At least 100 people were in the facility when the shooting began, he said. Many were on their dinner break or changing shifts.
Four people were found dead outside and four others, not counting the shooter, were dead inside, McCartt said.
McCartt on Friday afternoon identified the gunman as 19-year-old Brandon Hole, who was last employed by FedEx in 2020.
In March 2020, Hole's mother told law enforcement that he might attempt "suicide by cop," the FBI's Indianapolis office said.
Special Agent in Charge Paul Keenan said Hole was placed on an immediate mental health temporary hold by the Indianapolis Metropolitan Police Department.
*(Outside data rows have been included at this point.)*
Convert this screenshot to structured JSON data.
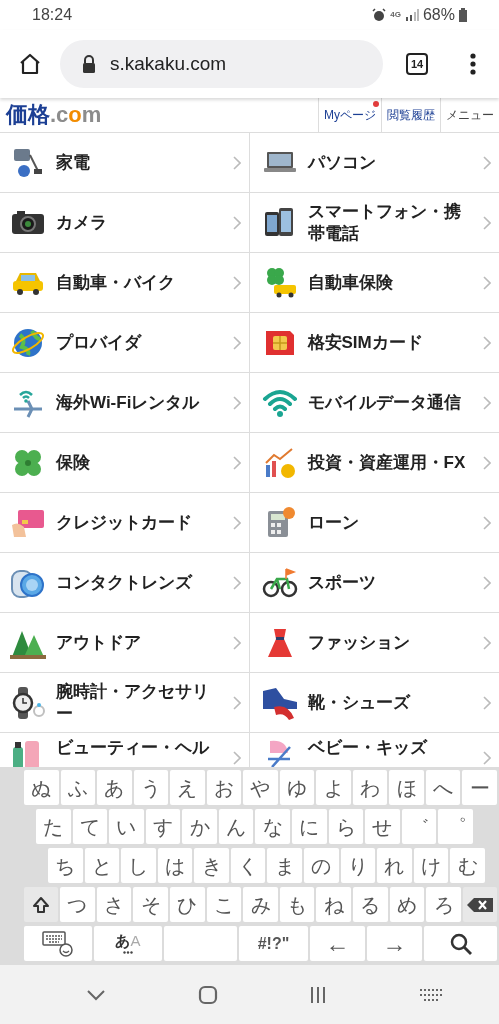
{
  "status_bar": {
    "time": "18:24",
    "network": "4G",
    "battery": "68%"
  },
  "browser": {
    "url": "s.kakaku.com",
    "tab_count": "14"
  },
  "site_header": {
    "logo": [
      {
        "text": "価格",
        "color": "#1c3f94"
      },
      {
        "text": ".c",
        "color": "#8c8c8c"
      },
      {
        "text": "o",
        "color": "#f28c00"
      },
      {
        "text": "m",
        "color": "#8c8c8c"
      }
    ],
    "links": [
      {
        "label": "Myページ",
        "badge": true
      },
      {
        "label": "閲覧履歴",
        "badge": false
      },
      {
        "label": "メニュー",
        "badge": false
      }
    ]
  },
  "category_rows": [
    [
      {
        "label": "家電"
      },
      {
        "label": "パソコン"
      }
    ],
    [
      {
        "label": "カメラ"
      },
      {
        "label": "スマートフォン・携帯電話"
      }
    ],
    [
      {
        "label": "自動車・バイク"
      },
      {
        "label": "自動車保険"
      }
    ],
    [
      {
        "label": "プロバイダ"
      },
      {
        "label": "格安SIMカード"
      }
    ],
    [
      {
        "label": "海外Wi-Fiレンタル"
      },
      {
        "label": "モバイルデータ通信"
      }
    ],
    [
      {
        "label": "保険"
      },
      {
        "label": "投資・資産運用・FX"
      }
    ],
    [
      {
        "label": "クレジットカード"
      },
      {
        "label": "ローン"
      }
    ],
    [
      {
        "label": "コンタクトレンズ"
      },
      {
        "label": "スポーツ"
      }
    ],
    [
      {
        "label": "アウトドア"
      },
      {
        "label": "ファッション"
      }
    ],
    [
      {
        "label": "腕時計・アクセサリー"
      },
      {
        "label": "靴・シューズ"
      }
    ],
    [
      {
        "label": "ビューティー・ヘル"
      },
      {
        "label": "ベビー・キッズ"
      }
    ]
  ],
  "keyboard": {
    "rows": [
      [
        {
          "kind": "char",
          "label": "ぬ"
        },
        {
          "kind": "char",
          "label": "ふ"
        },
        {
          "kind": "char",
          "label": "あ"
        },
        {
          "kind": "char",
          "label": "う"
        },
        {
          "kind": "char",
          "label": "え"
        },
        {
          "kind": "char",
          "label": "お"
        },
        {
          "kind": "char",
          "label": "や"
        },
        {
          "kind": "char",
          "label": "ゆ"
        },
        {
          "kind": "char",
          "label": "よ"
        },
        {
          "kind": "char",
          "label": "わ"
        },
        {
          "kind": "char",
          "label": "ほ"
        },
        {
          "kind": "char",
          "label": "へ"
        },
        {
          "kind": "char",
          "label": "ー"
        }
      ],
      [
        {
          "kind": "char",
          "label": "た"
        },
        {
          "kind": "char",
          "label": "て"
        },
        {
          "kind": "char",
          "label": "い"
        },
        {
          "kind": "char",
          "label": "す"
        },
        {
          "kind": "char",
          "label": "か"
        },
        {
          "kind": "char",
          "label": "ん"
        },
        {
          "kind": "char",
          "label": "な"
        },
        {
          "kind": "char",
          "label": "に"
        },
        {
          "kind": "char",
          "label": "ら"
        },
        {
          "kind": "char",
          "label": "せ"
        },
        {
          "kind": "char",
          "label": "゛"
        },
        {
          "kind": "char",
          "label": "゜"
        }
      ],
      [
        {
          "kind": "char",
          "label": "ち"
        },
        {
          "kind": "char",
          "label": "と"
        },
        {
          "kind": "char",
          "label": "し"
        },
        {
          "kind": "char",
          "label": "は"
        },
        {
          "kind": "char",
          "label": "き"
        },
        {
          "kind": "char",
          "label": "く"
        },
        {
          "kind": "char",
          "label": "ま"
        },
        {
          "kind": "char",
          "label": "の"
        },
        {
          "kind": "char",
          "label": "り"
        },
        {
          "kind": "char",
          "label": "れ"
        },
        {
          "kind": "char",
          "label": "け"
        },
        {
          "kind": "char",
          "label": "む"
        }
      ],
      [
        {
          "kind": "shift"
        },
        {
          "kind": "char",
          "label": "つ"
        },
        {
          "kind": "char",
          "label": "さ"
        },
        {
          "kind": "char",
          "label": "そ"
        },
        {
          "kind": "char",
          "label": "ひ"
        },
        {
          "kind": "char",
          "label": "こ"
        },
        {
          "kind": "char",
          "label": "み"
        },
        {
          "kind": "char",
          "label": "も"
        },
        {
          "kind": "char",
          "label": "ね"
        },
        {
          "kind": "char",
          "label": "る"
        },
        {
          "kind": "char",
          "label": "め"
        },
        {
          "kind": "char",
          "label": "ろ"
        },
        {
          "kind": "backspace"
        }
      ]
    ],
    "function_keys": [
      {
        "kind": "emoji"
      },
      {
        "kind": "mode",
        "label": "あ",
        "sub": "A"
      },
      {
        "kind": "space"
      },
      {
        "kind": "symbol",
        "label": "#!?\""
      },
      {
        "kind": "arrow",
        "label": "←"
      },
      {
        "kind": "arrow",
        "label": "→"
      },
      {
        "kind": "search"
      }
    ]
  }
}
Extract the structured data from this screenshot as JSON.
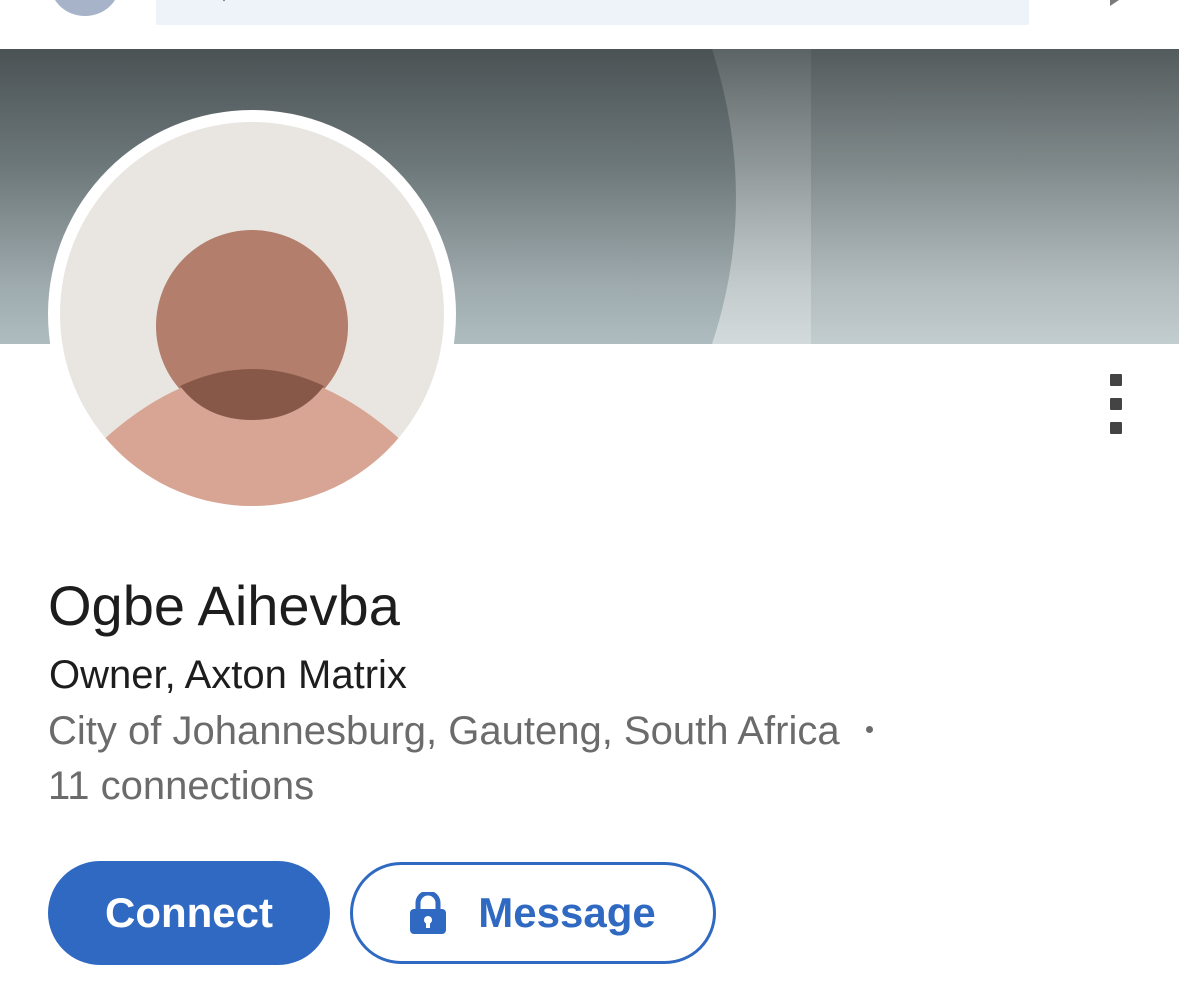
{
  "header": {
    "avatar_icon": "user-avatar",
    "search_placeholder": "",
    "right_icon": "send-icon"
  },
  "profile": {
    "name": "Ogbe Aihevba",
    "headline": "Owner, Axton Matrix",
    "location": "City of Johannesburg, Gauteng, South Africa",
    "connections": "11 connections",
    "avatar_icon": "default-person-avatar"
  },
  "actions": {
    "connect_label": "Connect",
    "message_label": "Message",
    "message_icon": "lock-icon",
    "more_icon": "more-vertical-icon"
  },
  "colors": {
    "primary": "#2f69c2",
    "text_primary": "#1d1d1d",
    "text_secondary": "#6b6b6b",
    "avatar_bg": "#e9e5e1",
    "avatar_head": "#b37e6c",
    "avatar_body": "#d8a594"
  }
}
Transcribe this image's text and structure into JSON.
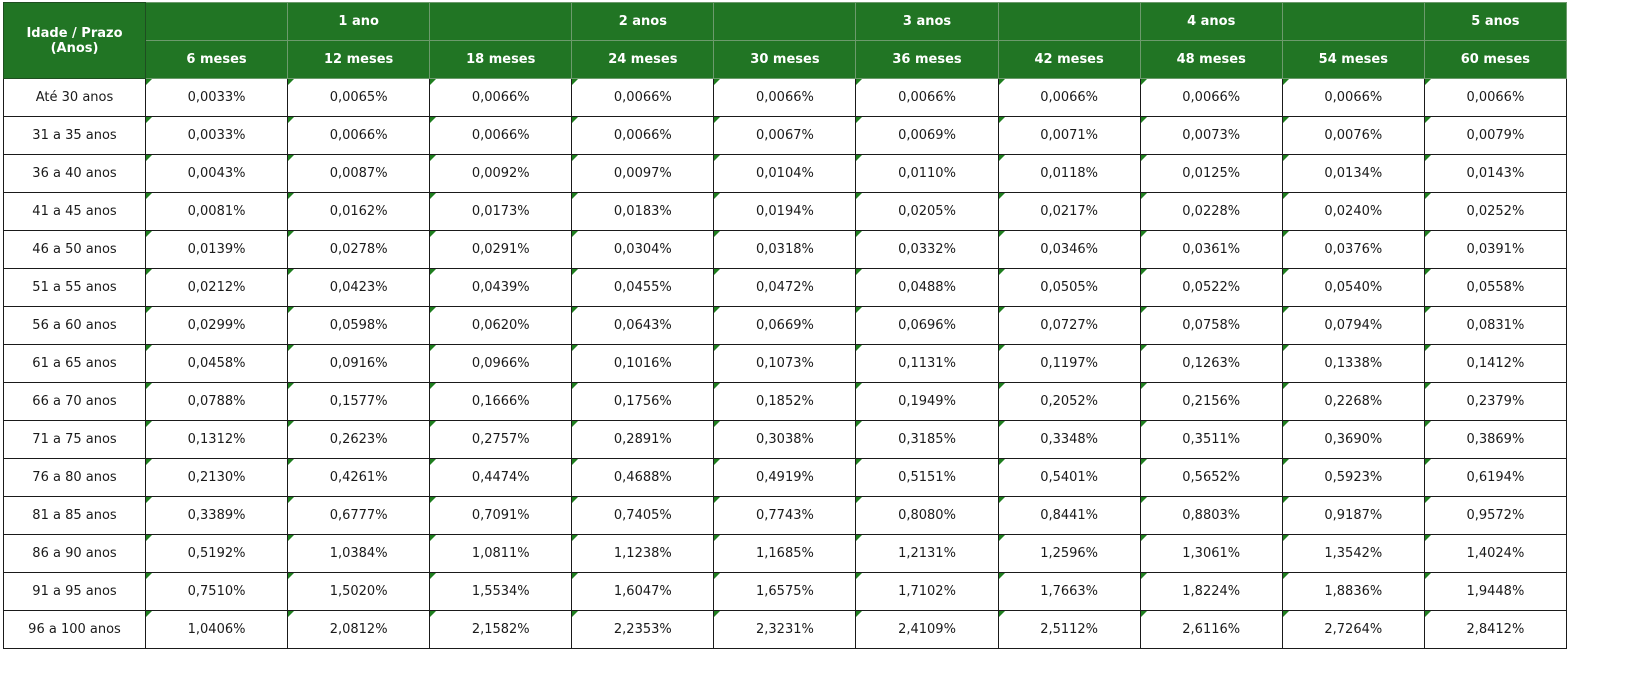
{
  "table": {
    "corner_label": "Idade / Prazo (Anos)",
    "year_headers": [
      "",
      "1 ano",
      "",
      "2 anos",
      "",
      "3 anos",
      "",
      "4 anos",
      "",
      "5 anos"
    ],
    "month_headers": [
      "6 meses",
      "12 meses",
      "18 meses",
      "24 meses",
      "30 meses",
      "36 meses",
      "42 meses",
      "48 meses",
      "54 meses",
      "60 meses"
    ],
    "rows": [
      {
        "age": "Até 30 anos",
        "values": [
          "0,0033%",
          "0,0065%",
          "0,0066%",
          "0,0066%",
          "0,0066%",
          "0,0066%",
          "0,0066%",
          "0,0066%",
          "0,0066%",
          "0,0066%"
        ]
      },
      {
        "age": "31 a 35 anos",
        "values": [
          "0,0033%",
          "0,0066%",
          "0,0066%",
          "0,0066%",
          "0,0067%",
          "0,0069%",
          "0,0071%",
          "0,0073%",
          "0,0076%",
          "0,0079%"
        ]
      },
      {
        "age": "36 a 40 anos",
        "values": [
          "0,0043%",
          "0,0087%",
          "0,0092%",
          "0,0097%",
          "0,0104%",
          "0,0110%",
          "0,0118%",
          "0,0125%",
          "0,0134%",
          "0,0143%"
        ]
      },
      {
        "age": "41 a 45 anos",
        "values": [
          "0,0081%",
          "0,0162%",
          "0,0173%",
          "0,0183%",
          "0,0194%",
          "0,0205%",
          "0,0217%",
          "0,0228%",
          "0,0240%",
          "0,0252%"
        ]
      },
      {
        "age": "46 a 50 anos",
        "values": [
          "0,0139%",
          "0,0278%",
          "0,0291%",
          "0,0304%",
          "0,0318%",
          "0,0332%",
          "0,0346%",
          "0,0361%",
          "0,0376%",
          "0,0391%"
        ]
      },
      {
        "age": "51 a 55 anos",
        "values": [
          "0,0212%",
          "0,0423%",
          "0,0439%",
          "0,0455%",
          "0,0472%",
          "0,0488%",
          "0,0505%",
          "0,0522%",
          "0,0540%",
          "0,0558%"
        ]
      },
      {
        "age": "56 a 60 anos",
        "values": [
          "0,0299%",
          "0,0598%",
          "0,0620%",
          "0,0643%",
          "0,0669%",
          "0,0696%",
          "0,0727%",
          "0,0758%",
          "0,0794%",
          "0,0831%"
        ]
      },
      {
        "age": "61 a 65 anos",
        "values": [
          "0,0458%",
          "0,0916%",
          "0,0966%",
          "0,1016%",
          "0,1073%",
          "0,1131%",
          "0,1197%",
          "0,1263%",
          "0,1338%",
          "0,1412%"
        ]
      },
      {
        "age": "66 a 70 anos",
        "values": [
          "0,0788%",
          "0,1577%",
          "0,1666%",
          "0,1756%",
          "0,1852%",
          "0,1949%",
          "0,2052%",
          "0,2156%",
          "0,2268%",
          "0,2379%"
        ]
      },
      {
        "age": "71 a 75 anos",
        "values": [
          "0,1312%",
          "0,2623%",
          "0,2757%",
          "0,2891%",
          "0,3038%",
          "0,3185%",
          "0,3348%",
          "0,3511%",
          "0,3690%",
          "0,3869%"
        ]
      },
      {
        "age": "76 a 80 anos",
        "values": [
          "0,2130%",
          "0,4261%",
          "0,4474%",
          "0,4688%",
          "0,4919%",
          "0,5151%",
          "0,5401%",
          "0,5652%",
          "0,5923%",
          "0,6194%"
        ]
      },
      {
        "age": "81 a 85 anos",
        "values": [
          "0,3389%",
          "0,6777%",
          "0,7091%",
          "0,7405%",
          "0,7743%",
          "0,8080%",
          "0,8441%",
          "0,8803%",
          "0,9187%",
          "0,9572%"
        ]
      },
      {
        "age": "86 a 90 anos",
        "values": [
          "0,5192%",
          "1,0384%",
          "1,0811%",
          "1,1238%",
          "1,1685%",
          "1,2131%",
          "1,2596%",
          "1,3061%",
          "1,3542%",
          "1,4024%"
        ]
      },
      {
        "age": "91 a 95 anos",
        "values": [
          "0,7510%",
          "1,5020%",
          "1,5534%",
          "1,6047%",
          "1,6575%",
          "1,7102%",
          "1,7663%",
          "1,8224%",
          "1,8836%",
          "1,9448%"
        ]
      },
      {
        "age": "96 a 100 anos",
        "values": [
          "1,0406%",
          "2,0812%",
          "2,1582%",
          "2,2353%",
          "2,3231%",
          "2,4109%",
          "2,5112%",
          "2,6116%",
          "2,7264%",
          "2,8412%"
        ]
      }
    ]
  },
  "colors": {
    "header_background": "#217524",
    "header_text": "#ffffff",
    "cell_border": "#1a1a1a",
    "cell_marker": "#1e7e1e"
  }
}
He also said a shotgun was seized at Hole's residence.
"Based on items observed in the suspect's bedroom at that time, he was interviewed by the FBI in April 2020," the statement said. "No Racially Motivated Violent Extremism (RMVE) ideology was identified during the course of the assessment and no criminal violation was found. The shotgun was not returned to the suspect."
McCartt told reporters that Indianapolis police found Hole's name in two past incident reports. The deputy chief didn't have information about the first report. The details he described from a 2020 report align with the FBI statement.
When asked what brought the suspected gunman to the FedEx facility Thursday around 11 p.m., McCartt said: "I wish we could answer that."
The police department announced Saturday that Hole purchased two guns used in the attack legally.
"During Thursday's incident, the suspect, Brandon Hole, was witnessed using assault rifles in the assault," the department said. "ATF conducted a trace on the two weapons. IMPD learned that Brandon Hole purchased the rifles legally in July and September of 2020."
In a statement to CNN affiliate WRTV on Saturday, Hole's family said it was "devastated at the loss of life caused as a result of Brandon's actions," adding, "through the love of his family, we tried to get him the help he needed."
"Our sincerest and most heartfelt apologies go out to the victims of this senseless tragedy," the statement said. "We are so sorry for the pain and hurt being felt by their families and the entire Indianapolis community."
Correction: A previous version of this story misstated the name and age of shooting victim Jasvinder Kaur, 50, based on information provided by the Indianapolis Metropolitan Police Department.